Piazza San Pietro tace. Carol Wojtyla ha cessato di vivere

ROMA – Da anni quell’uomo recava sul volto e sul corpo i segni di mali devastanti, sopportati con rassegnazione e straordinaria forza d’animo: da tempo, anche i meno credenti, avevano imparato ad amarlo proprio per questa sua sofferenza.
Così come si ama un nonno vecchio e malandato che però continua a dispensare carezze ai nipoti ribelli e distratti.

Solo tre giorni prima ci aveva provato, Papa Giovanni Paolo II, a comunicare ancora con la sua folla: con la gente che lo amava e che lui amava. Non ce l’aveva fatta. Il suo male lo aveva reso muto: neanche lui, così temprato alla sofferenza, era riuscito a mascherare lo spasmo, quella terribile smorfia di dolore che rimarrà  negli occhi di tutti.

Era stato lui, a ridosso delle grandi stragi di mafia del 1992, a visitare la Sicilia e gli avamposti di una mafia florida e straordinariamente bene organizzata.

Era stato lui, da Trapani ad Agrigento, ad “arrabbiarsi” contro la mafia: a tuonare contro i boss.

Era stato lui – uomo distante da certe logiche se non altro per provenienza geografica – a vibrare il pugno in aria e ad urlare con voce tremante ” Convertitevi!”.

Per la Sicilia Giovanni Paolo ha fatto questo: ha fatto quello che nessun Pontefice aveva fatto prima. Aveva sfidato e stigmatizzato la mafia in casa della mafia, e proprio mentre la mafia colpiva indisturbata – forte di un organigramma solido e compatto – i vertici della magistratura antimafia per eccellenza: i giudici Giovanni Falcone e Paolo Borsellino, lo zoccolo duro che la mafia per sopravvivere, doveva sgretolare, e tanti uomini delle forze dell’ordine.

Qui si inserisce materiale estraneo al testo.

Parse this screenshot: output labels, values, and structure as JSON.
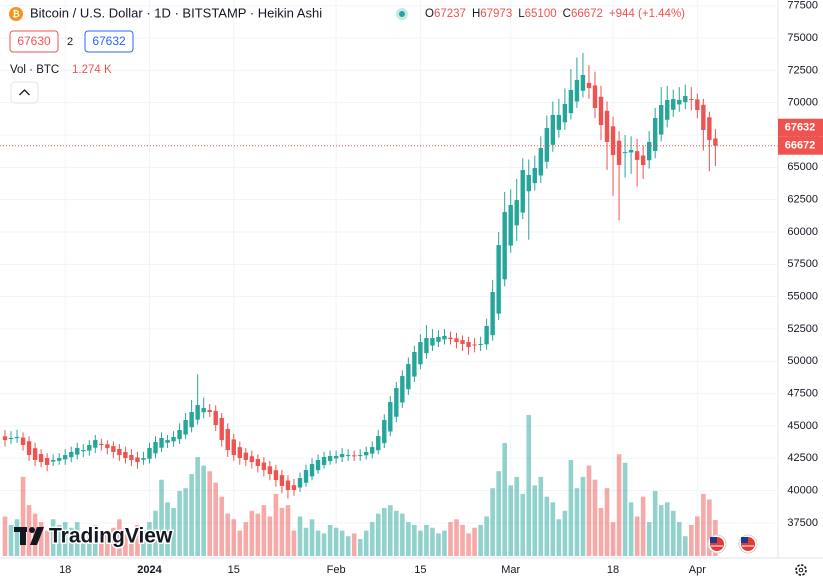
{
  "chart_data": {
    "type": "candlestick",
    "title": "Bitcoin / U.S. Dollar · 1D · BITSTAMP · Heikin Ashi",
    "ohlc_labels": [
      "O",
      "H",
      "L",
      "C"
    ],
    "change": "+944 (+1.44%)",
    "bid": 67630,
    "spread": 2,
    "ask": 67632,
    "volume_title": "Vol · BTC",
    "volume_label": "1.274 K",
    "logo_text": "TradingView",
    "up_color": "#26a69a",
    "down_color": "#ef5350",
    "grid": true,
    "xlim": [
      -0.83,
      128.4
    ],
    "xticks": [
      {
        "value": 10,
        "label": "18"
      },
      {
        "value": 24,
        "label": "2024"
      },
      {
        "value": 38,
        "label": "15"
      },
      {
        "value": 55,
        "label": "Feb"
      },
      {
        "value": 69,
        "label": "15"
      },
      {
        "value": 84,
        "label": "Mar"
      },
      {
        "value": 101,
        "label": "18"
      },
      {
        "value": 115,
        "label": "Apr"
      }
    ],
    "ylim": [
      34790,
      77940
    ],
    "yticks": [
      37500,
      40000,
      42500,
      45000,
      47500,
      50000,
      52500,
      55000,
      57500,
      60000,
      62500,
      65000,
      67500,
      70000,
      72500,
      75000,
      77500
    ],
    "vlim": [
      0,
      8000
    ],
    "candles": [
      [
        44200,
        44700,
        43400,
        43910
      ],
      [
        44060,
        44600,
        43600,
        44070
      ],
      [
        44060,
        44700,
        43700,
        44150
      ],
      [
        44100,
        44500,
        43100,
        43530
      ],
      [
        43820,
        44200,
        42300,
        42750
      ],
      [
        43280,
        43700,
        41900,
        42370
      ],
      [
        42830,
        43200,
        41800,
        42210
      ],
      [
        42520,
        42900,
        41500,
        41980
      ],
      [
        42250,
        42800,
        41900,
        42370
      ],
      [
        42310,
        42900,
        42000,
        42520
      ],
      [
        42420,
        43200,
        42000,
        42750
      ],
      [
        42590,
        43400,
        42200,
        42990
      ],
      [
        42790,
        43700,
        42400,
        43300
      ],
      [
        43050,
        43600,
        42600,
        43140
      ],
      [
        43100,
        43900,
        42700,
        43530
      ],
      [
        43320,
        44300,
        42900,
        43910
      ],
      [
        43620,
        44000,
        43100,
        43530
      ],
      [
        43580,
        43900,
        42800,
        43300
      ],
      [
        43440,
        43800,
        42500,
        42990
      ],
      [
        43220,
        43600,
        42300,
        42750
      ],
      [
        42990,
        43400,
        42100,
        42520
      ],
      [
        42760,
        43200,
        41900,
        42370
      ],
      [
        42570,
        43000,
        41700,
        42210
      ],
      [
        42390,
        43000,
        42000,
        42520
      ],
      [
        42460,
        43700,
        42100,
        43300
      ],
      [
        42880,
        44200,
        42500,
        43760
      ],
      [
        43320,
        44500,
        43000,
        44070
      ],
      [
        43700,
        44300,
        43300,
        43910
      ],
      [
        43810,
        44600,
        43400,
        44150
      ],
      [
        43980,
        45200,
        43600,
        44690
      ],
      [
        44340,
        46000,
        44000,
        45460
      ],
      [
        44900,
        47000,
        44500,
        46080
      ],
      [
        45490,
        49000,
        45100,
        46620
      ],
      [
        46060,
        47200,
        45600,
        46390
      ],
      [
        46230,
        46700,
        45700,
        46080
      ],
      [
        46160,
        46600,
        44600,
        45070
      ],
      [
        45620,
        46000,
        43400,
        43910
      ],
      [
        44770,
        45200,
        42600,
        43140
      ],
      [
        43960,
        44400,
        42300,
        42750
      ],
      [
        43360,
        43800,
        42000,
        42520
      ],
      [
        42940,
        43300,
        41900,
        42370
      ],
      [
        42660,
        43100,
        41700,
        42210
      ],
      [
        42440,
        42800,
        41400,
        41900
      ],
      [
        42170,
        42600,
        41100,
        41590
      ],
      [
        41880,
        42300,
        40800,
        41280
      ],
      [
        41580,
        42000,
        40300,
        40820
      ],
      [
        41200,
        41600,
        39800,
        40360
      ],
      [
        40780,
        41200,
        39400,
        40050
      ],
      [
        40420,
        40900,
        39600,
        40050
      ],
      [
        40240,
        41400,
        39900,
        40970
      ],
      [
        40610,
        42000,
        40300,
        41590
      ],
      [
        41100,
        42500,
        40800,
        42060
      ],
      [
        41580,
        42800,
        41300,
        42370
      ],
      [
        41980,
        43000,
        41700,
        42600
      ],
      [
        42290,
        43100,
        42000,
        42680
      ],
      [
        42490,
        43100,
        42100,
        42680
      ],
      [
        42590,
        43300,
        42200,
        42830
      ],
      [
        42710,
        43200,
        42300,
        42750
      ],
      [
        42730,
        43100,
        42300,
        42680
      ],
      [
        42710,
        43200,
        42300,
        42750
      ],
      [
        42730,
        43400,
        42400,
        42990
      ],
      [
        42860,
        43800,
        42500,
        43370
      ],
      [
        43120,
        44700,
        42800,
        44220
      ],
      [
        43670,
        45900,
        43300,
        45460
      ],
      [
        44570,
        47300,
        44200,
        46850
      ],
      [
        45710,
        48400,
        45300,
        47930
      ],
      [
        46820,
        49300,
        46400,
        48860
      ],
      [
        47840,
        50300,
        47400,
        49790
      ],
      [
        48820,
        51200,
        48400,
        50720
      ],
      [
        49770,
        52100,
        49400,
        51490
      ],
      [
        50630,
        52800,
        50200,
        51800
      ],
      [
        51220,
        52500,
        50800,
        51800
      ],
      [
        51510,
        52400,
        51100,
        51880
      ],
      [
        51700,
        52500,
        51300,
        51960
      ],
      [
        51830,
        52300,
        51300,
        51720
      ],
      [
        51780,
        52200,
        51000,
        51490
      ],
      [
        51640,
        52000,
        50800,
        51340
      ],
      [
        51490,
        51900,
        50500,
        51110
      ],
      [
        51300,
        51800,
        50700,
        51260
      ],
      [
        51280,
        51900,
        50800,
        51340
      ],
      [
        51310,
        53300,
        50900,
        52730
      ],
      [
        52020,
        56300,
        51600,
        55360
      ],
      [
        53690,
        60000,
        53200,
        58990
      ],
      [
        56340,
        63100,
        55800,
        61550
      ],
      [
        58950,
        63300,
        58400,
        62090
      ],
      [
        60520,
        64100,
        59300,
        62470
      ],
      [
        61500,
        65700,
        61000,
        64790
      ],
      [
        63150,
        65600,
        59400,
        64410
      ],
      [
        63780,
        65900,
        63200,
        64950
      ],
      [
        64370,
        67400,
        63800,
        66490
      ],
      [
        65430,
        69000,
        64900,
        68040
      ],
      [
        66740,
        70100,
        66200,
        69050
      ],
      [
        67900,
        70300,
        67300,
        69050
      ],
      [
        68480,
        71100,
        67900,
        69900
      ],
      [
        69190,
        72600,
        68700,
        70980
      ],
      [
        70090,
        73500,
        69600,
        71750
      ],
      [
        70920,
        73840,
        70400,
        72140
      ],
      [
        71530,
        72900,
        70300,
        71130
      ],
      [
        71330,
        72400,
        68800,
        69590
      ],
      [
        70460,
        71300,
        67100,
        68270
      ],
      [
        69370,
        70100,
        64800,
        66960
      ],
      [
        68170,
        68900,
        62800,
        65950
      ],
      [
        67060,
        67800,
        60900,
        65180
      ],
      [
        66120,
        67500,
        64200,
        66180
      ],
      [
        66150,
        67400,
        64500,
        66340
      ],
      [
        66250,
        67200,
        63500,
        65570
      ],
      [
        65910,
        66700,
        64100,
        65180
      ],
      [
        65550,
        67800,
        64900,
        66960
      ],
      [
        66260,
        69600,
        65700,
        68810
      ],
      [
        67540,
        71200,
        67000,
        69820
      ],
      [
        68680,
        71300,
        68100,
        70210
      ],
      [
        69450,
        71000,
        68900,
        70280
      ],
      [
        69870,
        71200,
        69300,
        70210
      ],
      [
        70040,
        71400,
        69500,
        70520
      ],
      [
        70280,
        71200,
        69400,
        70210
      ],
      [
        70250,
        70700,
        68800,
        69430
      ],
      [
        69840,
        70300,
        66300,
        67890
      ],
      [
        68870,
        69300,
        64700,
        67110
      ],
      [
        67237,
        67973,
        65100,
        66672
      ]
    ],
    "volumes": [
      1400,
      1100,
      1300,
      2800,
      1800,
      1500,
      1200,
      900,
      1300,
      1100,
      1200,
      1000,
      1200,
      800,
      900,
      1100,
      700,
      900,
      1000,
      1300,
      1000,
      800,
      1100,
      900,
      1200,
      1600,
      2700,
      1900,
      1700,
      2300,
      2400,
      2900,
      3500,
      3200,
      3000,
      2600,
      2100,
      1500,
      1300,
      900,
      1200,
      1600,
      1500,
      1800,
      1400,
      2200,
      1700,
      1800,
      900,
      1400,
      1000,
      1300,
      900,
      800,
      1100,
      1000,
      900,
      700,
      800,
      600,
      900,
      1200,
      1500,
      1700,
      1800,
      1600,
      1500,
      1200,
      1100,
      900,
      1100,
      1000,
      800,
      900,
      1200,
      1300,
      1100,
      800,
      1000,
      1100,
      1400,
      2400,
      3000,
      4000,
      2500,
      2800,
      2200,
      4990,
      2500,
      2800,
      2100,
      1900,
      1300,
      1600,
      3400,
      2400,
      2800,
      3200,
      2700,
      1700,
      2400,
      1200,
      3600,
      3300,
      1900,
      1400,
      2100,
      1200,
      2300,
      1800,
      1900,
      1600,
      1200,
      700,
      1100,
      1400,
      2200,
      2000,
      1274
    ]
  }
}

Erano anni roventi per la Sicilia : anni di sbigottimento e di terrore.

Forse, per molti, di incredula rassegnazione. Da quelle visite sono scaturiti “pentimenti” ma- cosa ancora più eclatatante ed importante- un riavvicinamento generale dei giovani alla Chiesa ed alle sue linee guida che, per quanto rigide su certi punti, Papa Giovanni Paolo aveva cercato di “ammorbidire”
e di smussare proprio per far breccia nel cuore dei giovani. E c’era riuscito.

Chi verrà  adesso non raccoglierà  un’eredità  facile. Quest’uomo giocoso, allegro al di la della sofferenza, ben disposto e disponibile, tutto proteso verso la gente, non sarà  facile da soppiantare nel cuore e nella fede della gente di mezzo mondo.

Poco verosimile l’ipotesi di un Papa italiano, mentre si accredita sempre di più la possibilità  di un nuovo pontefice sudamericano: ciò anche se il nome più sussurrato seppure a mezza voce è quello del tedesco Joseph Ratzinger, Vescovo decano e braccio destro, amico e confidente del Papa che tutti vogliono Santo.